Le disposizioni interne in materia di imposizione del TFR estero erogato da un soggetto residente sono chiare. Il trattamento di fine rapporto erogato da un soggetto residente deve essere assoggettato ad imposizione in Italia indipendentemente dalla residenza fiscale del lavoratore.

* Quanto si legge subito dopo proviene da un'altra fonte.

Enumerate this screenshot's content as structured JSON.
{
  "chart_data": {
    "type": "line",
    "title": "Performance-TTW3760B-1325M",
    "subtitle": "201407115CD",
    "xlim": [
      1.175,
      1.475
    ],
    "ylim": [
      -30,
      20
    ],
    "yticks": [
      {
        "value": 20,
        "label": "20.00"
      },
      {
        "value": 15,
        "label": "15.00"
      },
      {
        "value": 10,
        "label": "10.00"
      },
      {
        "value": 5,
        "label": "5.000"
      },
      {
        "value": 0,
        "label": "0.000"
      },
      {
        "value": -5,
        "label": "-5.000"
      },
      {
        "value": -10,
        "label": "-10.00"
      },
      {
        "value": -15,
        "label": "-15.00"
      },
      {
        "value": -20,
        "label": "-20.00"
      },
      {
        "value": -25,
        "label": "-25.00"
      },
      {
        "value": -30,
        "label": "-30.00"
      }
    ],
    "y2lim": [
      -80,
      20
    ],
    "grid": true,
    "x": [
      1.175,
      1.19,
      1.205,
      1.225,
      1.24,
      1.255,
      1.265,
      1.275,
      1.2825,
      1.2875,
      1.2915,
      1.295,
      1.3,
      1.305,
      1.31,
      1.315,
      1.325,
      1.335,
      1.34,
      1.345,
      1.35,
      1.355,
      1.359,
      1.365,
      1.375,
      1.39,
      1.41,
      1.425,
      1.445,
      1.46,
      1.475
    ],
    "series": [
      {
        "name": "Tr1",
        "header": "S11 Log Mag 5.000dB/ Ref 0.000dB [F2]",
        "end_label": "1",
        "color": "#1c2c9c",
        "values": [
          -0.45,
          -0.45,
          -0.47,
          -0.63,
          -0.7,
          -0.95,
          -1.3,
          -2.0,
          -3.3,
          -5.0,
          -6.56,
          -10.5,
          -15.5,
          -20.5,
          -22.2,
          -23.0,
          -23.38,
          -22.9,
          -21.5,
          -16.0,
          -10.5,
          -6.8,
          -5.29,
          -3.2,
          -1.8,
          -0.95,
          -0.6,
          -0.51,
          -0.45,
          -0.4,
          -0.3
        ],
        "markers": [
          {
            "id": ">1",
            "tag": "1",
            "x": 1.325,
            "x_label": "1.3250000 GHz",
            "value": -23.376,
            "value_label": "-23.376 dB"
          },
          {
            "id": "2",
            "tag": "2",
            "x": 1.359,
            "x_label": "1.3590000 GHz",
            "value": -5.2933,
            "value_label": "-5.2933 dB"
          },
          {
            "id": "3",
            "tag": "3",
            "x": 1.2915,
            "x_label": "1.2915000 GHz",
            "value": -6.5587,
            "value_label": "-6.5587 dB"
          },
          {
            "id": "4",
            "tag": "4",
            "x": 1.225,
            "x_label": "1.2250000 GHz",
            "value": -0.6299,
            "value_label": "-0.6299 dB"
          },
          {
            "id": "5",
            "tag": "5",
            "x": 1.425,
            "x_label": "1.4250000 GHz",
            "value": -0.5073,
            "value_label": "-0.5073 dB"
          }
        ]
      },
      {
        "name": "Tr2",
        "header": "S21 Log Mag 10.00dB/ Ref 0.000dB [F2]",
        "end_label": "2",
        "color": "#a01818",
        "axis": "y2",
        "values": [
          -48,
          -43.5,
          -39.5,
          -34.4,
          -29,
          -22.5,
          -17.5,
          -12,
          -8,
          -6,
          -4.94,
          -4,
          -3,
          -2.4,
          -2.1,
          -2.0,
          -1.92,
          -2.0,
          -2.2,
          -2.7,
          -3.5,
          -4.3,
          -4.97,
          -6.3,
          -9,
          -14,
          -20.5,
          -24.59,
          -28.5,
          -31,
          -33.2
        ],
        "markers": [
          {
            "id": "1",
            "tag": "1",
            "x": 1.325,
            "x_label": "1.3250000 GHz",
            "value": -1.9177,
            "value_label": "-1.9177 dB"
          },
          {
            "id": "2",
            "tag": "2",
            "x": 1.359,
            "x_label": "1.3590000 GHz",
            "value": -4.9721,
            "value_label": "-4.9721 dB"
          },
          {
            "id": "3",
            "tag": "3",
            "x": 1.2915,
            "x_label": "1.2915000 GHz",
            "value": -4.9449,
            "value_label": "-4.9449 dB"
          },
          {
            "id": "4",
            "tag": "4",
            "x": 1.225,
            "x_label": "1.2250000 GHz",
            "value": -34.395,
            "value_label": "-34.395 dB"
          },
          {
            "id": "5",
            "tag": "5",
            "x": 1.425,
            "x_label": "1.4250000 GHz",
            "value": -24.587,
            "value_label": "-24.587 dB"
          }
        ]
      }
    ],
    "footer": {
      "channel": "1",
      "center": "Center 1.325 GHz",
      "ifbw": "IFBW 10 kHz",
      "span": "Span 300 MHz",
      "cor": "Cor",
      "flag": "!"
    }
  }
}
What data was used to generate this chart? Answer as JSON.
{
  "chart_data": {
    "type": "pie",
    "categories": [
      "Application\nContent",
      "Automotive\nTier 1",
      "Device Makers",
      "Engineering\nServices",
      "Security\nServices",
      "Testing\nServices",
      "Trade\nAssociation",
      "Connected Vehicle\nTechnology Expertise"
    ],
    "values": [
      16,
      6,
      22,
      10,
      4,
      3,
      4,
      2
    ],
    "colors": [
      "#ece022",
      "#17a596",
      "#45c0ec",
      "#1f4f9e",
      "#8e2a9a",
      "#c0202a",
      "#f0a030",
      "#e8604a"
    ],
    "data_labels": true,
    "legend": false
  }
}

Difatti, per il soggetto qualificato come residente fiscale in Italia l’imponibilità discende dall’articolo 3 del TUIR. Norma che prevede l’operatività del criterio della tassazione su base mondiale, mentre per il non residente dall’articolo 23 del TUIR.
Per l’Amministrazione finanziaria l’individuazione della residenza fiscale del percipiente al momento della corresponsione delle indennità di fine rapporto da parte di un soggetto erogante residente in Italia e il luogo di svolgimento dell’attività lavorativa rappresentano elementi fondamentali per determinare il corretto regime fiscale applicabile all’indennità di fine rapporto.
Convenzioni internazionali
La disciplina italiana dettata dall’articolo 23 del TUIR, che ne prevede l’imponibilità in Italia, può essere quindi derogata dalle disposizioni convenzionali. Disposizioni, generalmente, definite dall’articolo 15 delle Convenzioni contro le doppie imposizioni. La disposizione convenzionale può trovare applicazione solo se il lavoratore risulta residente nel Paese estero al momento della corresponsione. Questo, esclusivamente per la quota parte di prestazione riferibile all’attività esercitata in tale Paese.
Ne consegue che, nel caso in cui il lavoratore abbia prestato la propria attività lavorativa in più Paesi nell’arco della propria vita lavorativa la tassazione del TFR deve avvenire pro-quota su ciascuno Stato. Questo significa, indirettamente, che il lavoratore ha la possibilità di evitare situazioni di doppia imposizione solo relativamente alla quota parte del TFR maturata nell’ultimo Paese di svolgimento dell’attività. Tuttavia, ma a condizione che ivi il percettore abbia la propria residenza fiscale. Tuttavia, occorre sempre evidenziare che la posizione di prassi è divergente rispetto a quella convenzionale. Per questo motivo è importante analizzare in modo appropriato la propria situazione personale. Questo, per valutare la posizione fiscale da tenere, anche in relazione alla posizione tenuta dall’Agenzia delle Entrate sul tema.